Court Opinion

ID: 9625180
Source: CourtListenerOpinion
Date Created: 2023-08-22 07:30:25.335368+00
Date Added: 2024-06-11T18:06:02.149842
License: Public Domain

ARNOLD, Justice,
(specially concurring).
Although I concur in the general rule of law announced in the syllabus and in the result reached by the majority opinion, the question raised by Mr. Justice O’NEAL in his dissent should be discussed.
Defendants Drinkwater owned certain property in Belle Isle Addition in Oklahoma City which fronted on Classen Boulevard on which was situated a filling station and garage. The City of Oklahoma City brought this action asking for a.n order requiring defendants to remove certain appurtenances located in Classen Boulevard belonging to them and used in conjunction with said filling station and garage. Upon hearing the trial court ordered the. city to remove at its expense the appurtenances complained of without prejudice to any action by defendants for damages growing out of the construction work then in progress on Classen Boulevard. Thereafter defendants filed their cross-petition seeking consequential damages to their property by reason of the change by the city of the grade of Classen Boulevard. The City denied the allegations of the cross-petition. The cause was tried to a jury resulting in a verdict in favor of the City. Motion for new trial filed by defendants was sustained by the Court on the ground that certain instructions defining the city’s liability to a property owner because of change of grade were erroneous, provoking this appeal by the City of Oklahoma City.
The instruction given was to the effect that if, after having once established a grade, a city thereafter changes such grade proximately resulting in damages to real property, then the owner thereof is entitled to such damages as is shown by the evidence to have resulted; but if the city has never before established a grade when it does so establish one and such grade so established is reasonable under all the surrounding circumstances it is not liable for any damages resulting from the establishment of such grade.

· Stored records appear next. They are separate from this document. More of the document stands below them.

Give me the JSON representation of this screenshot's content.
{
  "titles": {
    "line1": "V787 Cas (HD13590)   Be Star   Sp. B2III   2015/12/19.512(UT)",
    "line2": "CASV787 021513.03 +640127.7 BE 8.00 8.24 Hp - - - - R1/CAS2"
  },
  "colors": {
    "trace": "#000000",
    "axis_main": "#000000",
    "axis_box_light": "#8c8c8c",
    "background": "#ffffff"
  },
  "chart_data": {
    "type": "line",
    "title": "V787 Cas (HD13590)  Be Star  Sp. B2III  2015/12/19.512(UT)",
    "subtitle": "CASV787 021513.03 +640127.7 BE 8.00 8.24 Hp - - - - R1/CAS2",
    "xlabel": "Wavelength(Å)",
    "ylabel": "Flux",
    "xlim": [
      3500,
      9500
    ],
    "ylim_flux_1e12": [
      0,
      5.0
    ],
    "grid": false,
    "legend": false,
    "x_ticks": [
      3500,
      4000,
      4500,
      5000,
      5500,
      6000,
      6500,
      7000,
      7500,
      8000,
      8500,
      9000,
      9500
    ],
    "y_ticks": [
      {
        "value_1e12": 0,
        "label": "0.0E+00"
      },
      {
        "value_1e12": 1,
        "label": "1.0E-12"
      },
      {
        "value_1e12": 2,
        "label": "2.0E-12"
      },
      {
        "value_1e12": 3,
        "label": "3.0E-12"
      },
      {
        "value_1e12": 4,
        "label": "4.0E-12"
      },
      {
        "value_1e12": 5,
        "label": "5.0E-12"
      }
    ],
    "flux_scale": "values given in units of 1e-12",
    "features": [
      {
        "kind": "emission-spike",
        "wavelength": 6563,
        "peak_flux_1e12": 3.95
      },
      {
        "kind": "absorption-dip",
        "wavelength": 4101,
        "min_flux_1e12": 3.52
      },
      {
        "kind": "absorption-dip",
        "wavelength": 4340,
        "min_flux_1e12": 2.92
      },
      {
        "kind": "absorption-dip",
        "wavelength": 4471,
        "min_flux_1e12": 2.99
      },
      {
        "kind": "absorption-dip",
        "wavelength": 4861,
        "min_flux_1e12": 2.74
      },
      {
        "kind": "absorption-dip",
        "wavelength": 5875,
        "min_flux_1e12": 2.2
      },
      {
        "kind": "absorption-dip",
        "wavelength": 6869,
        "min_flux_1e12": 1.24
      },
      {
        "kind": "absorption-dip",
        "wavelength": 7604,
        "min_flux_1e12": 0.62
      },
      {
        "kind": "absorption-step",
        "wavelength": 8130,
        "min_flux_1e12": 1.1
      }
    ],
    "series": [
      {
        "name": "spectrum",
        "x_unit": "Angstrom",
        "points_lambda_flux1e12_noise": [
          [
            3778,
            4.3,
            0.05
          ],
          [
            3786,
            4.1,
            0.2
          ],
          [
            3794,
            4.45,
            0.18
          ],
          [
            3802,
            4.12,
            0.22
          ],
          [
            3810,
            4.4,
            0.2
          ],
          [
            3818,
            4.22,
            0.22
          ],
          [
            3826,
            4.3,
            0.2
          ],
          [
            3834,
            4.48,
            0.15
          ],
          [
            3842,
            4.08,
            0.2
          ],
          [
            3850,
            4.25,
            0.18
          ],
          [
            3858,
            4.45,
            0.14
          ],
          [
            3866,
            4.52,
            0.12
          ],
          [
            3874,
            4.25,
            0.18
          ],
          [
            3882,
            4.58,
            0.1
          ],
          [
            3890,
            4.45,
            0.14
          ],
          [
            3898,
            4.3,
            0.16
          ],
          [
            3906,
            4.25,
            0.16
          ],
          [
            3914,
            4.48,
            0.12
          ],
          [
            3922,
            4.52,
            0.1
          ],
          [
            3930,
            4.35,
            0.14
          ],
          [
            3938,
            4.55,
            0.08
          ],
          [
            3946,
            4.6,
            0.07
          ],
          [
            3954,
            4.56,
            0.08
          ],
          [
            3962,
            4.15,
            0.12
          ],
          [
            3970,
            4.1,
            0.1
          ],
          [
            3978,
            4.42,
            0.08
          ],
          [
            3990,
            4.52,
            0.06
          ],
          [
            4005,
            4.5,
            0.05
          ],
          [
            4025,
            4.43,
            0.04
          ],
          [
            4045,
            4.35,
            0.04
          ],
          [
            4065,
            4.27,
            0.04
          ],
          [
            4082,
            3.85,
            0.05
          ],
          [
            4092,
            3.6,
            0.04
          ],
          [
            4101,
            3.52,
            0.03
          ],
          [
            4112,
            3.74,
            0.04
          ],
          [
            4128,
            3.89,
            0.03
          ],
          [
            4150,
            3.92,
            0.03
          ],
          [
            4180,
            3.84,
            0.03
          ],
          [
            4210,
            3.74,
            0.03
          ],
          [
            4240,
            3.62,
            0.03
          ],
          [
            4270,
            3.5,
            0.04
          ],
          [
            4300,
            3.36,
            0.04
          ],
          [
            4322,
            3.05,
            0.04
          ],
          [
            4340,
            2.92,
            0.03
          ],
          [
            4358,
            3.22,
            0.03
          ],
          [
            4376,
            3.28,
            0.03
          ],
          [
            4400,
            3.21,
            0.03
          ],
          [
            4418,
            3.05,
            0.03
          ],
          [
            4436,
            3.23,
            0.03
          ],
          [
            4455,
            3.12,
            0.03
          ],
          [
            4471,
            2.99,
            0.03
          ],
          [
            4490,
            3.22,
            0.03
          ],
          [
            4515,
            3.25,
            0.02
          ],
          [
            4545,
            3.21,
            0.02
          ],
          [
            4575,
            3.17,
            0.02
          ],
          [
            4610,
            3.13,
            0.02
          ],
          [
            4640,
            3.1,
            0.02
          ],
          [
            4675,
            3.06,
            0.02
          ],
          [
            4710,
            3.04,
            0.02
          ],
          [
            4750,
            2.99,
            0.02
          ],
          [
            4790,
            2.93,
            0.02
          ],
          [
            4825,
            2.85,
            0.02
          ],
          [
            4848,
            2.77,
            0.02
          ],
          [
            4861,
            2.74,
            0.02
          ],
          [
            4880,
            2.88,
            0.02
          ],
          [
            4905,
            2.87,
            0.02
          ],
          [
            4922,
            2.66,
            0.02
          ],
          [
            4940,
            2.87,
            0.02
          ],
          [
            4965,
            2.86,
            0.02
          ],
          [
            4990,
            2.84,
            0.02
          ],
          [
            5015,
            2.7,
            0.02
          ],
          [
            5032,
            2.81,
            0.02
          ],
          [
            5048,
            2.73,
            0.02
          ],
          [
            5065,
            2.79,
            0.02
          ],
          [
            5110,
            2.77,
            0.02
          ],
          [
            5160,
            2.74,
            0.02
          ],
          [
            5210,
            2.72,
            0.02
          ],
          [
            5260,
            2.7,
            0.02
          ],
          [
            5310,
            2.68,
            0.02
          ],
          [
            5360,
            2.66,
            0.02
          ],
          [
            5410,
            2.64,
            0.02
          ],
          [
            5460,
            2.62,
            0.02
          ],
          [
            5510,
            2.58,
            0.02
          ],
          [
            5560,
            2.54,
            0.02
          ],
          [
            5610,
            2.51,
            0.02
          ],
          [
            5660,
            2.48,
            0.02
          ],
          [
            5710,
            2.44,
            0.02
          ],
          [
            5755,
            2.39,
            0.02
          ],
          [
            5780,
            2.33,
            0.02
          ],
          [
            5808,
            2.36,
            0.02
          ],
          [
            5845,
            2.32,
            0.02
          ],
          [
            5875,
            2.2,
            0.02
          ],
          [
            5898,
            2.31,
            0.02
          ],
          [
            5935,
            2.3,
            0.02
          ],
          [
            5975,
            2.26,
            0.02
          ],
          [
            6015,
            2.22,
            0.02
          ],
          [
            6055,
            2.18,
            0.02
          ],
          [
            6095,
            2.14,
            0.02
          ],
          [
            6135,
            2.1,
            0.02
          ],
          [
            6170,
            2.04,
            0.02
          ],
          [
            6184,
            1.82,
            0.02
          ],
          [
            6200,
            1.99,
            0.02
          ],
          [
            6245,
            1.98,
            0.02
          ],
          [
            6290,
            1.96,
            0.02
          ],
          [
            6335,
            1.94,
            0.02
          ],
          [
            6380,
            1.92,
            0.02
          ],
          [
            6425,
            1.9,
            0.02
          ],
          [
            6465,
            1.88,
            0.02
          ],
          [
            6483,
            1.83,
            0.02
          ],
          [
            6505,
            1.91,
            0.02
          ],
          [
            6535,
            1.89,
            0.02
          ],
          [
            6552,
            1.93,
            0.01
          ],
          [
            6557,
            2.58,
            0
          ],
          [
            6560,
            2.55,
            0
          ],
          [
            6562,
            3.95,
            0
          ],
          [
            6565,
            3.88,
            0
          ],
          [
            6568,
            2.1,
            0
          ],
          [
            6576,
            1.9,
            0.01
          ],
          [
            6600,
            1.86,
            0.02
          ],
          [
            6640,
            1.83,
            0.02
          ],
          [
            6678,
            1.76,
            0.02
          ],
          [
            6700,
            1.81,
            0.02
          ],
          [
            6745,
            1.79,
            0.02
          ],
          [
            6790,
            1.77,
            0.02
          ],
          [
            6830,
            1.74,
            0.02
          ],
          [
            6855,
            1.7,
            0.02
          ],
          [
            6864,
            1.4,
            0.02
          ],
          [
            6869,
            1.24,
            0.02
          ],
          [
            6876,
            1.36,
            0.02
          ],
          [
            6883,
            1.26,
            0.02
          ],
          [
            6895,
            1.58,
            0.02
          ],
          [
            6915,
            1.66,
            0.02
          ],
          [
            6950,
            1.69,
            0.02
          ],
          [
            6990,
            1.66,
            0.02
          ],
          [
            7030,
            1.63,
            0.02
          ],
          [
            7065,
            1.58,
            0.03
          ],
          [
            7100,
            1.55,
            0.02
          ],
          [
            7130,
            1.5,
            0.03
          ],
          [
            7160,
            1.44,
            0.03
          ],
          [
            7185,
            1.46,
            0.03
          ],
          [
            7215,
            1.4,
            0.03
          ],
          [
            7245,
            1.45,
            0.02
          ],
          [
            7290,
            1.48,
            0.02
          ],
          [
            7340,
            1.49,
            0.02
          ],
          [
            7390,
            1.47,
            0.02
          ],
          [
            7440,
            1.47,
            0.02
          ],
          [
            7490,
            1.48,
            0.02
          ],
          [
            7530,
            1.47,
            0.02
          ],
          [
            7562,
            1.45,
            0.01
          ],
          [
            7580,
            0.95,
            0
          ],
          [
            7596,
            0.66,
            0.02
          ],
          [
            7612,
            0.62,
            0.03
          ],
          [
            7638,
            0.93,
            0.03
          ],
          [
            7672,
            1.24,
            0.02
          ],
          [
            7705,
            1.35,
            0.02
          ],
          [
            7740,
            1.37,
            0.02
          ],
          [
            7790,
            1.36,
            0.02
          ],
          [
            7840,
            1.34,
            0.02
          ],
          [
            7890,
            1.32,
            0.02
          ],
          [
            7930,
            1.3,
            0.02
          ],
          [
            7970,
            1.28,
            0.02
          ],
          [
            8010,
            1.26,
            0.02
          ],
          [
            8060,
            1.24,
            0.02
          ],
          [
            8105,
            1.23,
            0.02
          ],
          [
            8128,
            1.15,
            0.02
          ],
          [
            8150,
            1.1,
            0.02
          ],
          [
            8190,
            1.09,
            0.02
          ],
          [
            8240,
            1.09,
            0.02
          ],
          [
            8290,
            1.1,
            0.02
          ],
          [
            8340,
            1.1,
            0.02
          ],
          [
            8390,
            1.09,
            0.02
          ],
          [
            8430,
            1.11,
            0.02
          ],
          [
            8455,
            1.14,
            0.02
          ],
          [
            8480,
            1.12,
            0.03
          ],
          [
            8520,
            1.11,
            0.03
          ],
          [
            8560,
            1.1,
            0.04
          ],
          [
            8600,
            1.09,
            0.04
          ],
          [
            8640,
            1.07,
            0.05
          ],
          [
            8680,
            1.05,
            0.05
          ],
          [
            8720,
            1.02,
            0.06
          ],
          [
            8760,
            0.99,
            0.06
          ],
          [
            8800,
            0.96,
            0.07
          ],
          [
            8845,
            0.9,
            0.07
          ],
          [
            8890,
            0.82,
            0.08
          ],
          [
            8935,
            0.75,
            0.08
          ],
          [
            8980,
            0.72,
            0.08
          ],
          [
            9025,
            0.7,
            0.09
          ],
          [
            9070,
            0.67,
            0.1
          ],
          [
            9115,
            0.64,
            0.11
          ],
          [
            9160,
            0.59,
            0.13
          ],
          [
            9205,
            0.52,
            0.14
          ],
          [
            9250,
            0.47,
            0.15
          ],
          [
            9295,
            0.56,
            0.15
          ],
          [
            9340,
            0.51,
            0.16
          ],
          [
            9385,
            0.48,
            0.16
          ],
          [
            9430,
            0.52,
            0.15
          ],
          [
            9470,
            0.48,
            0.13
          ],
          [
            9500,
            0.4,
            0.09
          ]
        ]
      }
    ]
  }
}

The undisputed evidence shows that Belle Isle Addition was platted and the streets therein dedicated in 1907; that on October 22, 1929, the City by ordinance brought such addition into the city limits; that prior to that time streets had been graded, surface paving installed, water, gas, sewer, and other utility and service lines installed; that after taking such addition into the city limits the City maintained both Classen Boulevard and Western Avenue on the grade levels as they existed until in July, 1950, in co-operation 'with the State Highway Department and according to plans and specifications submitted by it, the City and State Highway Department started construction of a “by-pass” State Highway over Classen to Western Avenue and through Belle Isle Addition; that the City by ordinance changed the grade of Classen and Western to conform to the plans and specifications of the State r Highway Department; that by reason of excavation for the underpass called for by these plans the new surface of Classen was placed some 14 feet below the ground level of defendants’ property and of the street grade intersections existing since the original surfaces were graded and improved; that defendants’ property thereby became inaccessible to approach from Western Avenue and from all through traffic on the by-páss and 'from all traffic-going east on Classen, leaving only a one-way narrow strip of pavement in front of the property involved, which pavement was; too narrow to allow trucks or cars to enter the garage situated on the property.
If, as stated in the dissenting opinion and . the authorities cited therein, the grade established in 1950 was the first grade established by the city then defendants could under no circumstances recover consequential damages resulting therefrom and a new trial would amount to a waste of time and an abuse of discretion by the trial court. *1111If, however, the city used the power vested in it to fix grades in an unreasonable, unusual, and unnecessary manner, in a way that reasonable men could not have anticipated at the time of purchase would ever be pursued so that it could not have been assented to by the owner at the time of purchase, City of Mangum v. Todd, 42 Okl. 343, 141 P. 266, L.R.A.1915A, 382 or if the city by its conduct without formal ordinance adopted the grade in existence when Belle Isle Addition was incorporated in the city limits it is bound by such conduct, Thorberg v. City of Hoquiam, 77 Wash. 679, 138 P. 304, and defendants are entitled to recover whatever consequential damages they have suffered by reason of the change of grade.
Under the facts in this case the city recognized the grade in existence at the time it incorporated this addition into the city limits for a period of more than 20 years; it expended public funds for maintenance of the streets on the existing grade, for the upkeep of water, sewer, and other utility lines; it allowed property owners to expend large sums of money for improvements in reliance upon the grades long existing. In my opinion such conduct is tantamount to fixing the grade and it should be bound thereby. So you have in legal effect the fixing of another grade and there was therefore no abuse of discretion in granting a new trial.